The upshot is, though, that enterprises could end up buying many fewer discrete systems, and that could be a problem for many vendors. If your company is running its business on that vendor's products, you might care about this. Will it survive?

What about Dell, for instance? Not only is the Texas-based company responsible for some 50 per cent or so of the UK's PC sales, it's taking an increasing chunk of the country's server sales too.

Hugh Jenkins, enterprise product manager at Dell UK, said Dell is well aware of the virtualisation trend. He agrees that virtualisation could well affect Dell's hardware sales figures. "As a result of virtualisation, Gartner is predicting a big drop in server sales from 2007", he says. "We're alive to this."

As a result, Dell has subtly modified its sales message in recent times. It used to be that Dell's marketing concentrated on its route to market. 'We go direct to the customer and that's why we're cheaper', was the essential thrust of it.

No longer; Dell is in transition. Fulfilled by companies such as Unisys and Getronics – itself a big Dell reseller – Dell is positioning itself as a company that can help you integrate technologies as well as sell you hardware.

Jenkins couldn't say what proportion of the company's revenues now come from services rather than hardware sales, but it is increasing, he says. Comparing Dell to IBM, which has divested itself of the desktop client business and moved big time into services over the last ten years, and referring to the huge footprint that Dell has in the desktop PC market, Jenkins says: "We'll never be an IBM". That piece of Dell's business is not going away in a hurry.

However, Jenkins says that Dell's sales team is well aware that services are a highly profitable business. Dell hoovers up some $4 billion of services revenues annually in Europe alone.
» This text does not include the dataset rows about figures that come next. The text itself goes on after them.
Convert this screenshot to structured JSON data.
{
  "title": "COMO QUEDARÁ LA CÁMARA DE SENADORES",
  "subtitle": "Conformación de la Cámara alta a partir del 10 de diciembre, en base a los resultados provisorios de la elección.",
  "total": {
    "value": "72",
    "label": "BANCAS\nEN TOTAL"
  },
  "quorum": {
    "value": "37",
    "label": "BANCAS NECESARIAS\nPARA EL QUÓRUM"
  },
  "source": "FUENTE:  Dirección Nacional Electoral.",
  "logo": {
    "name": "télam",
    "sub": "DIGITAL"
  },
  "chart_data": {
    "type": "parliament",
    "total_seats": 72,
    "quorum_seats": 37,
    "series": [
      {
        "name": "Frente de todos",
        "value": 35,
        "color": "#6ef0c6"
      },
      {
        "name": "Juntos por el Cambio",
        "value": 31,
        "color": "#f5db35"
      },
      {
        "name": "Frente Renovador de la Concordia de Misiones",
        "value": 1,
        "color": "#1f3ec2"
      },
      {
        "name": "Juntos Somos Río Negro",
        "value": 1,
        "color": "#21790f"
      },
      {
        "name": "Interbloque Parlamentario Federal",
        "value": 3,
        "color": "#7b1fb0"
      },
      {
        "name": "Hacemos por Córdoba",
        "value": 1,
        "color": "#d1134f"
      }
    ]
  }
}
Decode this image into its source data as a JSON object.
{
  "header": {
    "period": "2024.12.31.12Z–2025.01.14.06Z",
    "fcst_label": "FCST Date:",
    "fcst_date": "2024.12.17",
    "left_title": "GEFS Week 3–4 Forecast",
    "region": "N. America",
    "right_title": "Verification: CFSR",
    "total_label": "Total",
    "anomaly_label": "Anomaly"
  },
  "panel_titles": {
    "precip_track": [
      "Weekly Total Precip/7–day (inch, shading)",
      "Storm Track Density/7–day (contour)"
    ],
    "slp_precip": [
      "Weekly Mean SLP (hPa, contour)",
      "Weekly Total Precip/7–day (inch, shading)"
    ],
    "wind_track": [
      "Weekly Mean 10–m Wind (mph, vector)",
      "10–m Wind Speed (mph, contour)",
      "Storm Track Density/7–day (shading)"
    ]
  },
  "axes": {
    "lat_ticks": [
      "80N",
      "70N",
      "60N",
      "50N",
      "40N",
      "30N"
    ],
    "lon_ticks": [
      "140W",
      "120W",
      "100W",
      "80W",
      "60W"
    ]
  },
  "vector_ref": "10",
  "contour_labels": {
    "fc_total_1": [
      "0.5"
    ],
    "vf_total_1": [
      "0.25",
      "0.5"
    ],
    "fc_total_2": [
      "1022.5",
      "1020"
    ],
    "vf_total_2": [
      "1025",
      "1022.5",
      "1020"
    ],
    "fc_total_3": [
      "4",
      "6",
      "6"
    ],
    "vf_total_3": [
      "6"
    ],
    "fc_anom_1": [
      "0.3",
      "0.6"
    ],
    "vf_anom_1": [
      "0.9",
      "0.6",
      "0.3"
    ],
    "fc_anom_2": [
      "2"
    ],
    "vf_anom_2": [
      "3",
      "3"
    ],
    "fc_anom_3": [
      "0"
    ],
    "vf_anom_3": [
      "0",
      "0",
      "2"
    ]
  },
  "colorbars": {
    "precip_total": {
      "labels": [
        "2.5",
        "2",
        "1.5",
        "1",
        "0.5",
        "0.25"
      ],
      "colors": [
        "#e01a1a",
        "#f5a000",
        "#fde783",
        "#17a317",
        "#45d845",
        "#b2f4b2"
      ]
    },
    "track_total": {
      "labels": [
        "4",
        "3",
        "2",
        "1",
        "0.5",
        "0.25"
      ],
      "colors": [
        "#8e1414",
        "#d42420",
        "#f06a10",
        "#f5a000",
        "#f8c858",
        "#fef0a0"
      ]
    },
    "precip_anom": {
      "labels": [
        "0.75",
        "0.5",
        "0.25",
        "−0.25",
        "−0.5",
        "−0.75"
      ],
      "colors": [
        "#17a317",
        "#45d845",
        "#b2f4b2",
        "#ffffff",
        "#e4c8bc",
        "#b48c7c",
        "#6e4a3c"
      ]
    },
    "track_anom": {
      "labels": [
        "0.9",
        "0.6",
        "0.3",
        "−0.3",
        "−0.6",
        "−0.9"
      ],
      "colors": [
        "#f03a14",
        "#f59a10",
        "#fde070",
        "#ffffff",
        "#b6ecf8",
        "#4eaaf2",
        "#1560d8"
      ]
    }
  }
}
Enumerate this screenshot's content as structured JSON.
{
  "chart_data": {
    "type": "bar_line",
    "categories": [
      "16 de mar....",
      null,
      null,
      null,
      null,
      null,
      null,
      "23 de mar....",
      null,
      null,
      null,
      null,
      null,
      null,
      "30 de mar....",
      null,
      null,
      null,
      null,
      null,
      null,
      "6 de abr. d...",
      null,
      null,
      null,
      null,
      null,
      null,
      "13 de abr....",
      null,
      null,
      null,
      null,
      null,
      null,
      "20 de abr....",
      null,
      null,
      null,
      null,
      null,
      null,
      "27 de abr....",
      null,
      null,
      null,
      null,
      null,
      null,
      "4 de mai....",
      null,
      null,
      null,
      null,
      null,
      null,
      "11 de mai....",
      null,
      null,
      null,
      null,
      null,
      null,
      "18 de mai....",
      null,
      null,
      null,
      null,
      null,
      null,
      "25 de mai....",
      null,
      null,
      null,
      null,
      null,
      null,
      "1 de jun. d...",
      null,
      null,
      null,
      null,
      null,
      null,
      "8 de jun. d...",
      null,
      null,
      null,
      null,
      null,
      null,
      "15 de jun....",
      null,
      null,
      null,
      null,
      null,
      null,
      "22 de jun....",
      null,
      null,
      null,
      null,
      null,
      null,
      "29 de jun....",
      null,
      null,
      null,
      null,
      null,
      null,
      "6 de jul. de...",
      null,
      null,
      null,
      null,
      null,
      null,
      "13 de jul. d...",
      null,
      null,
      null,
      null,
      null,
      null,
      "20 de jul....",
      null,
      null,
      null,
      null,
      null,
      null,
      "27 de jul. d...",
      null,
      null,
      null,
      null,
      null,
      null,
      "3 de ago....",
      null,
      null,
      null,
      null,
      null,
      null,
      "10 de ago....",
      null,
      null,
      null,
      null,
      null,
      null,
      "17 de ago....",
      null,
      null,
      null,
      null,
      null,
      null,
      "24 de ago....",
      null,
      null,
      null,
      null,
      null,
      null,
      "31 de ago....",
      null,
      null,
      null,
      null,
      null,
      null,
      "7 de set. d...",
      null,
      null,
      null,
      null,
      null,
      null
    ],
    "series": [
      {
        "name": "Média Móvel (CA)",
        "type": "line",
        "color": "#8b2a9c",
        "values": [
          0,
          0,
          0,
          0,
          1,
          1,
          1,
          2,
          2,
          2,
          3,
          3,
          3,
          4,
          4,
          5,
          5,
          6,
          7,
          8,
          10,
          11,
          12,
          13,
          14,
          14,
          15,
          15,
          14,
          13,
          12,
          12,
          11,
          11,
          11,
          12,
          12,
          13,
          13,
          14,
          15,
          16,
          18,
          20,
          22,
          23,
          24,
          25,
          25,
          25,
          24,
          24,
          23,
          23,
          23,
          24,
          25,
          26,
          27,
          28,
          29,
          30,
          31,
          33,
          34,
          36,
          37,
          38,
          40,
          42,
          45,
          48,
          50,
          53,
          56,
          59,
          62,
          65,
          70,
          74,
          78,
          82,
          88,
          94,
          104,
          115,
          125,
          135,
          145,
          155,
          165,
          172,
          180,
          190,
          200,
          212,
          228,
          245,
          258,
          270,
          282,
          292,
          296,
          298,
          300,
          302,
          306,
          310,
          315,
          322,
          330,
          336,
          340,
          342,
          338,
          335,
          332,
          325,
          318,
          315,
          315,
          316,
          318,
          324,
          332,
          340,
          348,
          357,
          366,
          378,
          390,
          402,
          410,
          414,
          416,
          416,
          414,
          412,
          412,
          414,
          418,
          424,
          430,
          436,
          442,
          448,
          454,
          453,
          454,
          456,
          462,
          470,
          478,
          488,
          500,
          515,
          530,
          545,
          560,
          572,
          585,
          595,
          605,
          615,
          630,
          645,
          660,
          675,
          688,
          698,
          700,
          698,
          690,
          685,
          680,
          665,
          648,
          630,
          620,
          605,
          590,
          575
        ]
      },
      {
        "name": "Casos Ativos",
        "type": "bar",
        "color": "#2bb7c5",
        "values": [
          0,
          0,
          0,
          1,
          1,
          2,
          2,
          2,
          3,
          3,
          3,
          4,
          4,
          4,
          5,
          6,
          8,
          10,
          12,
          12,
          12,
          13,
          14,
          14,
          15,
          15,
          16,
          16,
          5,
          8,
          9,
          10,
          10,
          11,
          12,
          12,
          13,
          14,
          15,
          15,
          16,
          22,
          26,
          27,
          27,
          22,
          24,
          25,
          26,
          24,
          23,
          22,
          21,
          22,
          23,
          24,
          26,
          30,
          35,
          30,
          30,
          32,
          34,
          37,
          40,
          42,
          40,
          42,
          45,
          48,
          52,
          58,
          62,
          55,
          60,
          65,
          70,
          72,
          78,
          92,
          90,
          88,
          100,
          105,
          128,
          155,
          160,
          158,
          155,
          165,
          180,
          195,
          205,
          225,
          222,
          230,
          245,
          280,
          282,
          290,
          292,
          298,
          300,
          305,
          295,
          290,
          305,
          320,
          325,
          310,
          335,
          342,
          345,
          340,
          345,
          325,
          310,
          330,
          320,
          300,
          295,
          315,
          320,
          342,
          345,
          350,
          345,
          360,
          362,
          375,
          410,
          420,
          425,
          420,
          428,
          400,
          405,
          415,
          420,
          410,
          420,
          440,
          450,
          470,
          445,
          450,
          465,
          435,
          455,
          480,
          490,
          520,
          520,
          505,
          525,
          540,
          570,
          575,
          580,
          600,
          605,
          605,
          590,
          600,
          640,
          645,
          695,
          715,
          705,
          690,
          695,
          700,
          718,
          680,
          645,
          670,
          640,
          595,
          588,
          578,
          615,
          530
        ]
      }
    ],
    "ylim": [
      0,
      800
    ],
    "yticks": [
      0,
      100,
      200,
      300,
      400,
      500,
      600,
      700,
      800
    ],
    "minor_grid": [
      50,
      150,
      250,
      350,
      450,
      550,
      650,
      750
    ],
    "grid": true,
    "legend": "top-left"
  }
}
And Dell sells services along with its hardware, just like WH Smith staff try to sell you cut-price chocolate along with your copy of The Economist. "It's built into the sales guys' DNA", says Jenkins. "It's the 'do you want fries with that?' mentality".

Whether the big drop in server sales that Gartner predicts comes to pass remains to be seen. After all, as Jenkins says, not all servers will be consolidated. And there remain valid reasons for running a single application on a server, even if that application is running in a VM for flexibility and disaster recovery reasons. Server sales aren't going to suddenly drop not least because, as Jenkins says, there's still a lot of customers out there who have yet to try virtualisation.

But if virtualisation does cut server sales, it also seems likely to lead to an increase in storage area networks (SANs), according to Jenkins. "Storage virtualisation is an area we're seeing increasing interest in", he says. And guess what? Dell will happily sell you a SAN instead.

Virtualisation can lead to big savings for many companies -- though perhaps not as much as the more aggressive marketing would have you believe. 'Twas ever thus.

But for others, it could well mean that money saved through virtualisation is spent on something else instead. If you're an IT manager with an eye on the alignment between business processes and the IT infrastructure, it's something you need to be aware of.

That, and who your server vendor is.